The immediate reaction of many Chinese was that the apology was not sincere, that it should be put in writing, that Japan should do this or that. But it would be churlish for the Chinese government to reject the apology and to keep pressing Japan for more acts of remorse. For the first time, Japan has delivered a solemn apology to the countries of Asia in an international setting. There is no reason to question Tokyo's sincerity.
While it is right for Japan to remember history, Beijing should also bear in mind that "history" consists of more than the 14 years between 1931 and 1945, when Japan invaded and occupied large parts of China. Sixty years have elapsed since the second world war's end, and much has happened during that period. For example, after the normalisation of relations in 1972, the two countries worked well together on many issues, including jointly opposing Soviet hegemonism.
Moreover, Japan has generously provided China with US$25 billion in economic aid over the past 25 years, which has been of great help in developing the economy. That, too, is part of history, and should be respected. Unfortunately, it is something that many Chinese are not even aware of.
As for textbooks, few countries are entirely free of manipulating them to enhance their own image.
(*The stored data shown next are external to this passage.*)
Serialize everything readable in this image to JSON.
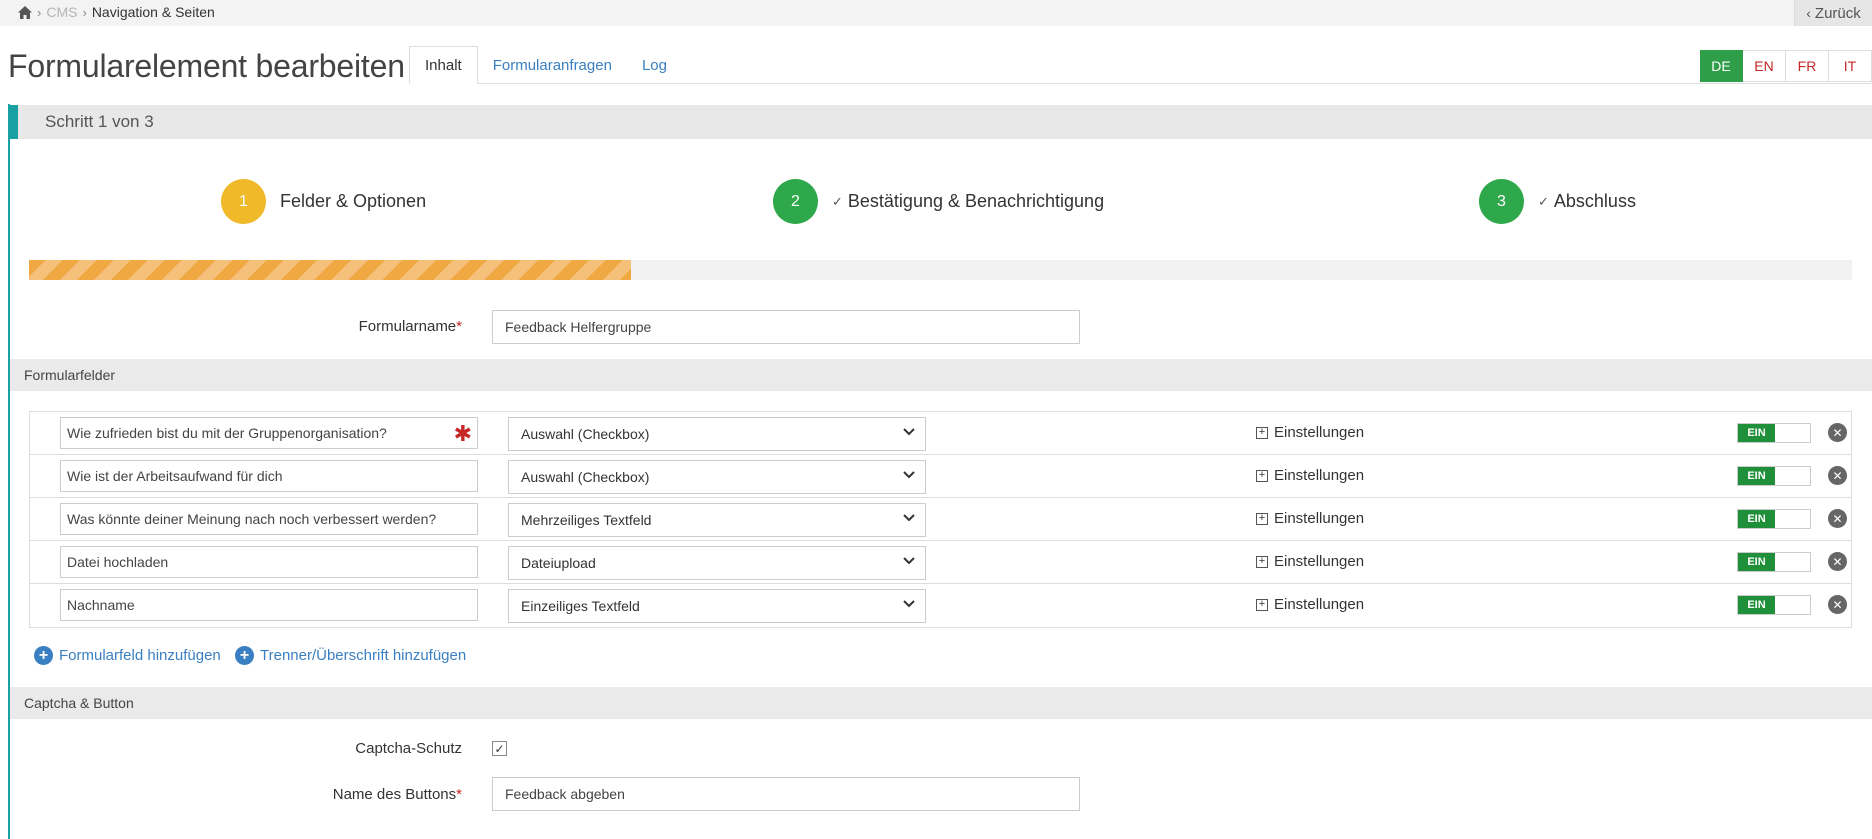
{
  "breadcrumb": {
    "items": [
      "CMS",
      "Navigation & Seiten"
    ]
  },
  "back_label": "Zurück",
  "page_title": "Formularelement bearbeiten",
  "tabs": [
    {
      "label": "Inhalt",
      "active": true
    },
    {
      "label": "Formularanfragen",
      "active": false
    },
    {
      "label": "Log",
      "active": false
    }
  ],
  "languages": [
    {
      "code": "DE",
      "active": true
    },
    {
      "code": "EN",
      "active": false
    },
    {
      "code": "FR",
      "active": false
    },
    {
      "code": "IT",
      "active": false
    }
  ],
  "step_header": "Schritt 1 von 3",
  "steps": [
    {
      "number": "1",
      "label": "Felder & Optionen",
      "color": "#f0b92a",
      "done": false
    },
    {
      "number": "2",
      "label": "Bestätigung & Benachrichtigung",
      "color": "#2ea84a",
      "done": true
    },
    {
      "number": "3",
      "label": "Abschluss",
      "color": "#2ea84a",
      "done": true
    }
  ],
  "progress": 0.33,
  "form_name": {
    "label": "Formularname",
    "required": "*",
    "value": "Feedback Helfergruppe"
  },
  "sections": {
    "fields": "Formularfelder",
    "captcha": "Captcha & Button"
  },
  "fields": [
    {
      "name": "Wie zufrieden bist du mit der Gruppenorganisation?",
      "type": "Auswahl (Checkbox)",
      "required": true,
      "settings": "Einstellungen",
      "toggle": "EIN"
    },
    {
      "name": "Wie ist der Arbeitsaufwand für dich",
      "type": "Auswahl (Checkbox)",
      "required": false,
      "settings": "Einstellungen",
      "toggle": "EIN"
    },
    {
      "name": "Was könnte deiner Meinung nach noch verbessert werden?",
      "type": "Mehrzeiliges Textfeld",
      "required": false,
      "settings": "Einstellungen",
      "toggle": "EIN"
    },
    {
      "name": "Datei hochladen",
      "type": "Dateiupload",
      "required": false,
      "settings": "Einstellungen",
      "toggle": "EIN"
    },
    {
      "name": "Nachname",
      "type": "Einzeiliges Textfeld",
      "required": false,
      "settings": "Einstellungen",
      "toggle": "EIN"
    }
  ],
  "add_field_label": "Formularfeld hinzufügen",
  "add_divider_label": "Trenner/Überschrift hinzufügen",
  "captcha": {
    "label": "Captcha-Schutz",
    "checked": true
  },
  "button_name": {
    "label": "Name des Buttons",
    "required": "*",
    "value": "Feedback abgeben"
  },
  "colors": {
    "accent_teal": "#19a0a3",
    "link_blue": "#3a7fc1",
    "active_green": "#2e9e48",
    "required_red": "#c62828",
    "progress_orange": "#f0a843"
  }
}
Of course, two wrongs do not make a right, but are Chinese books entirely honest about the Korean war, or what the Communist Party has done to its own people in the past 55 years?
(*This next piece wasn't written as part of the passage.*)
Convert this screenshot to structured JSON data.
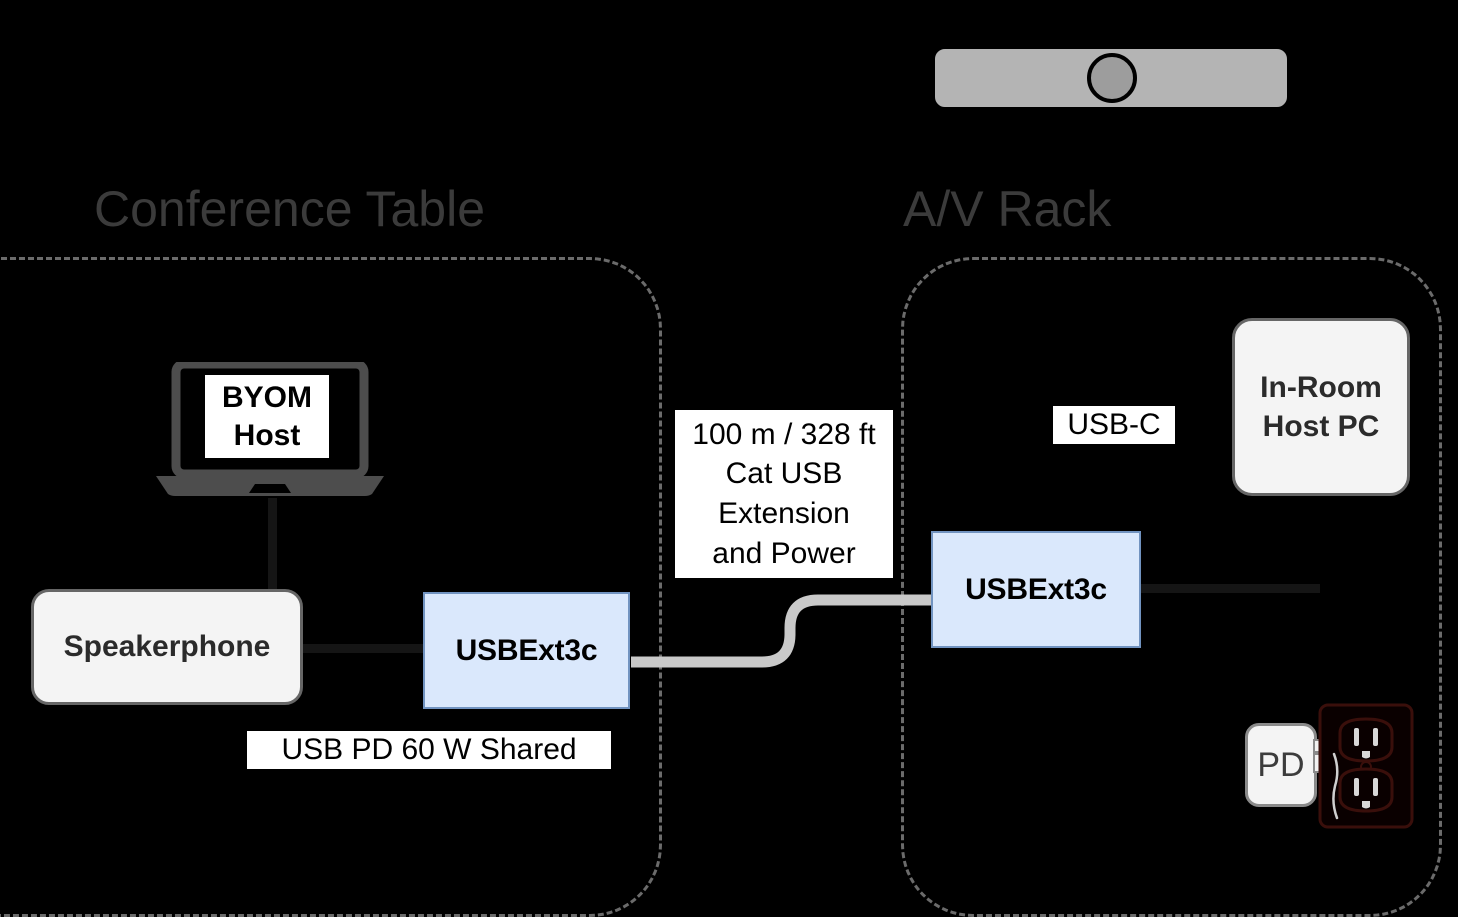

The existence of anti-Japan sentiments in China is a fact. Beijing, however, should not manipulate these feelings in its dealings with Japan. While the demonstrations were spontaneous, it is nonetheless true that they were sanctioned by the government.
If freedom of speech and of assembly were honoured in China, and there were frequent demonstrations on issues such as unemployment, corruption, poor management of the mines, and so on, then no one would accuse Beijing of using public protests as a weapon against Japan. But when protests on all other issues are not allowed, then it is natural to think that the mainland government is using public opinion to pressure Japan.
The two countries should not let the history issue prevent the resolution of all other issues. China should resist the temptation of using history to strengthen its hand in its bargaining with Japan. And Japan should desist from taking action likely to provoke China.
Japan has proposed the setting up of a commission of experts from both sides to study historical issues. The proposal was made by Japanese Foreign Minister Nobutaka Machimura to his Chinese counterpart, Li Zhaoxing . Beijing should accept it. Japan and South Korea have already established a similar commission.
Letting specialists reach agreement on historical issues still leaves a plethora of problems for the two countries, including the serious dispute over natural resources in the East China Sea and the extremely sensitive Taiwan issue. These are so difficult that if they become entangled in the dispute over history, then their resolution becomes that much more difficult, if not impossible.
A prosperous, united and stable Asia can only emerge if China and Japan resolve their differences. And if they do not, then the entire region is in peril.